Ogoh-ogoh are statues built for the Ngrupuk parade, which takes place on the eve of Nyepi day in Bali, Indonesia.
Ogoh-ogoh have form of mythological beings, mostly demons.
As with many creative endeavors based on Balinese Hinduism, the creation of Ogoh-ogoh represents spiritual aims inspired by Hindu philosophy.
The Ogoh-ogoh is a very recent addition to the Nyepi ceremonies, first appearing in Denpasar in the early 1980s.
The forms of Ogoh-ogoh represent the Bhuta-Kala. Bhuta: eternal energy, Kala: eternal time, according to Hindu teachings.
The imperceptible potentials of nature cannot be thoroughly explored by anyone.
Philosophically, civilized men are required to manage the natural resources without damaging the environment itself.
The name Ogoh Ogoh is taken from Balinese “ogah-ogah” which means something which is shaken. In fact, when ogoh-ogoh is paraded around it is always shaken by the carriers of ogoh ogoh to make it looks like moving or dancing.
Nyepi is a day of silence, fasting and meditation. In Denpasar, Bali’s capital, the airport is shut to all but transit flights.

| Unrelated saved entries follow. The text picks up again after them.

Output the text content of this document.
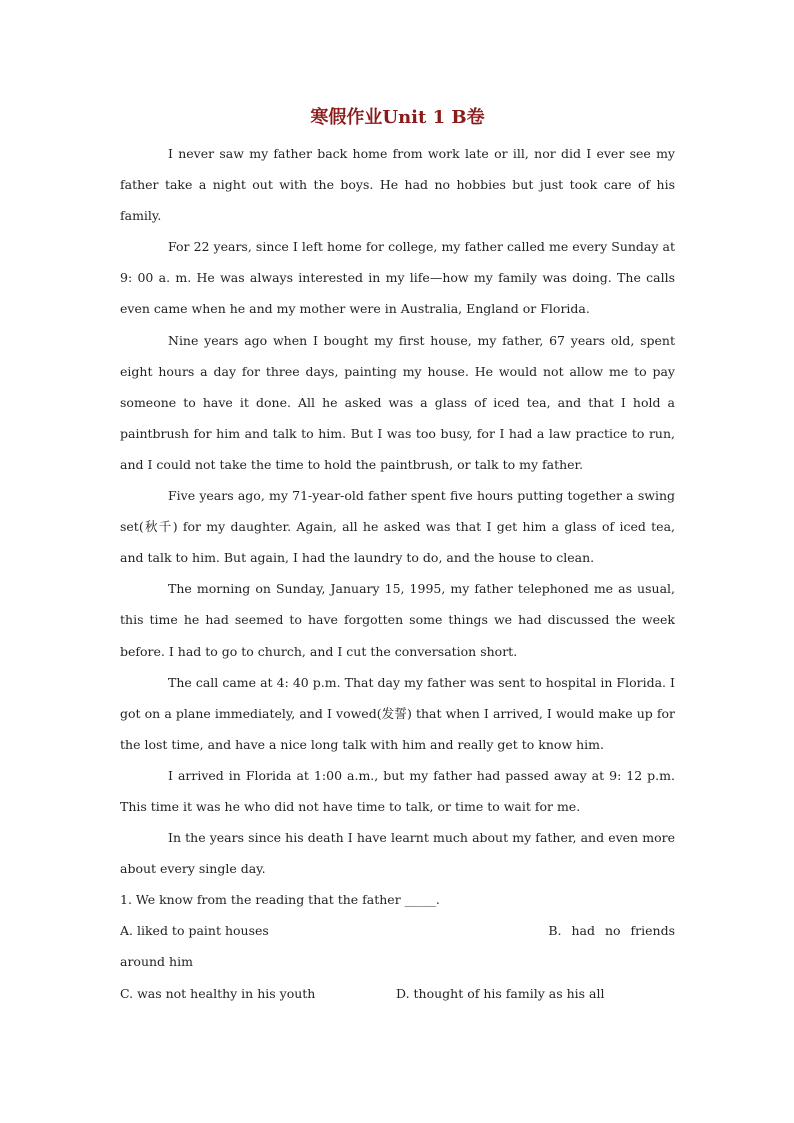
寒假作业Unit 1 B卷

I never saw my father back home from work late or ill, nor did I ever see my father take a night out with the boys. He had no hobbies but just took care of his family.

For 22 years, since I left home for college, my father called me every Sunday at 9: 00 a. m. He was always interested in my life—how my family was doing. The calls even came when he and my mother were in Australia, England or Florida.

Nine years ago when I bought my first house, my father, 67 years old, spent eight hours a day for three days, painting my house. He would not allow me to pay someone to have it done. All he asked was a glass of iced tea, and that I hold a paintbrush for him and talk to him. But I was too busy, for I had a law practice to run, and I could not take the time to hold the paintbrush, or talk to my father.

Five years ago, my 71-year-old father spent five hours putting together a swing set(秋千) for my daughter. Again, all he asked was that I get him a glass of iced tea, and talk to him. But again, I had the laundry to do, and the house to clean.

The morning on Sunday, January 15, 1995, my father telephoned me as usual, this time he had seemed to have forgotten some things we had discussed the week before. I had to go to church, and I cut the conversation short.

The call came at 4: 40 p.m. That day my father was sent to hospital in Florida. I got on a plane immediately, and I vowed(发誓) that when I arrived, I would make up for the lost time, and have a nice long talk with him and really get to know him.

I arrived in Florida at 1:00 a.m., but my father had passed away at 9: 12 p.m. This time it was he who did not have time to talk, or time to wait for me.

In the years since his death I have learnt much about my father, and even more about every single day.

1. We know from the reading that the father _____.
A. liked to paint houses	B. had no friends
around him
C. was not healthy in his youth	D. thought of his family as his all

Motor vehicles are allowed on the streets only for emergencies. Hotel guests are confined to the grounds of their resorts. Everything, from the smallest shops to labyrinthine government offices, is shut down.
Balinese security guards, called pecalang, help enforce silence.
A group of tech-savvy Denpasar locals have bridged tradition with technology by creating a voice-activated ogoh-ogoh for this year’s Ngrupuk Parade.
Usually, the movement of ogoh-ogoh, which are often several meters high, is controlled manually by a team of men.